Feedlot operators and packers have found that the high flying loonie makes it very difficult to keep cattle from crossing the border. It’s made their costs higher than their US counterparts. Market analysts have stated that is the crux of the matter and not as much declining cattle numbers, although that remains a factor. Canadian processors claim that they are also faced with operating regulations imposed by government agencies that their American competitors do not face. With an open border, it was inevitable that cattle would go to the highest price.
In the case of XL Foods there would seem to be other economic drivers. They bought the massive Tyson plant in Brooks which was operating at under capacity. With smaller plants in Moose Jaw and Calgary, it would seem that consolidation was just a matter time. Economies of scale would seem to dictate that regardless of market conditions, consolidating processing at one big plant would make sense for any company. The Calgary plants, located within city limits, are probably costly to operate considering high city taxes, waste disposal costs, environmental restrictions and an urban society that really doesn’t like such industrial activity too close to home. From that perspective, it’s a wonder XL didn’t close the plants sooner. One assumes that this consolidation will give XL some breathing room and allow it to better compete for cattle that are going south.
Analysts have noted that be that as may, consolidation may not be enough to stay in business unless the cattle herd stops shrinking. Higher cattle prices usually cause producers to expand their herds and the cycle starts over again. But there are some other factors out there that are causing some producer apprehension about expanding or even staying in the business. A significant number of cattle producers after years of losses are quitting altogether, it’s going to take much higher prices to change that trend.
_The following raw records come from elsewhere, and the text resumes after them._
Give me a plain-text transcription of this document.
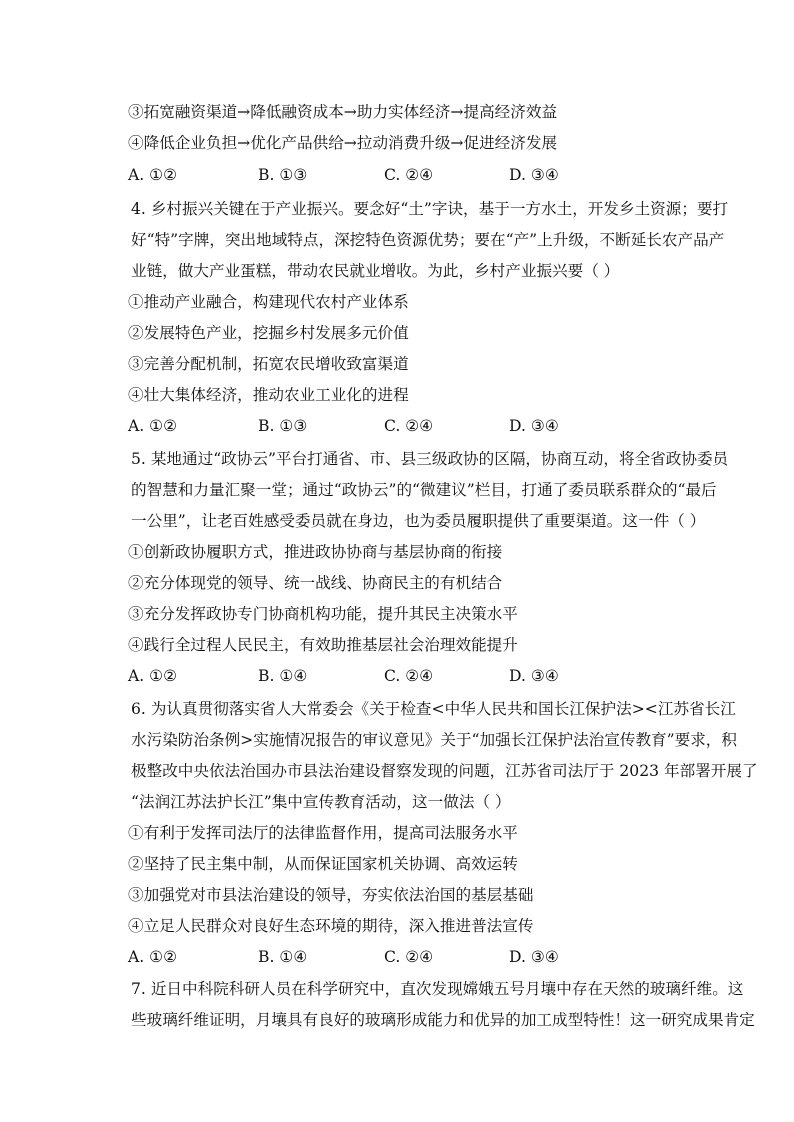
③拓宽融资渠道→降低融资成本→助力实体经济→提高经济效益
④降低企业负担→优化产品供给→拉动消费升级→促进经济发展
A. ①②	B. ①③	C. ②④	D. ③④
4. 乡村振兴关键在于产业振兴。要念好“土”字诀，基于一方水土，开发乡土资源；要打
好“特”字牌，突出地域特点，深挖特色资源优势；要在“产”上升级，不断延长农产品产
业链，做大产业蛋糕，带动农民就业增收。为此，乡村产业振兴要（ ）
①推动产业融合，构建现代农村产业体系
②发展特色产业，挖掘乡村发展多元价值
③完善分配机制，拓宽农民增收致富渠道
④壮大集体经济，推动农业工业化的进程
A. ①②	B. ①③	C. ②④	D. ③④
5. 某地通过“政协云”平台打通省、市、县三级政协的区隔，协商互动，将全省政协委员
的智慧和力量汇聚一堂；通过“政协云”的“微建议”栏目，打通了委员联系群众的“最后
一公里”，让老百姓感受委员就在身边，也为委员履职提供了重要渠道。这一件（ ）
①创新政协履职方式，推进政协协商与基层协商的衔接
②充分体现党的领导、统一战线、协商民主的有机结合
③充分发挥政协专门协商机构功能，提升其民主决策水平
④践行全过程人民民主，有效助推基层社会治理效能提升
A. ①②	B. ①④	C. ②④	D. ③④
6. 为认真贯彻落实省人大常委会《关于检查<中华人民共和国长江保护法><江苏省长江
水污染防治条例>实施情况报告的审议意见》关于“加强长江保护法治宣传教育”要求，积
极整改中央依法治国办市县法治建设督察发现的问题，江苏省司法厅于 2023 年部署开展了
“法润江苏法护长江”集中宣传教育活动，这一做法（ ）
①有利于发挥司法厅的法律监督作用，提高司法服务水平
②坚持了民主集中制，从而保证国家机关协调、高效运转
③加强党对市县法治建设的领导，夯实依法治国的基层基础
④立足人民群众对良好生态环境的期待，深入推进普法宣传
A. ①②	B. ①④	C. ②④	D. ③④
7. 近日中科院科研人员在科学研究中，直次发现嫦娥五号月壤中存在天然的玻璃纤维。这
些玻璃纤维证明，月壤具有良好的玻璃形成能力和优异的加工成型特性！这一研究成果肯定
The other factor causing producers to quit isn’t economic as much as it is exasperation with a never ending stream of new government regulations. Sometimes it’s the little things that drives people crazy – case in point is cattle ID, age verification and the traceability drama. To many producers, that has become the straw that broke the bull’s back. Whatever the argument as to why it is all needed, it’s become the whipping boy as to government busybodiness in raising cattle.
The problem is it just doesn’t seem to end and the result is many producers are voting with their feet right out of the cattle business.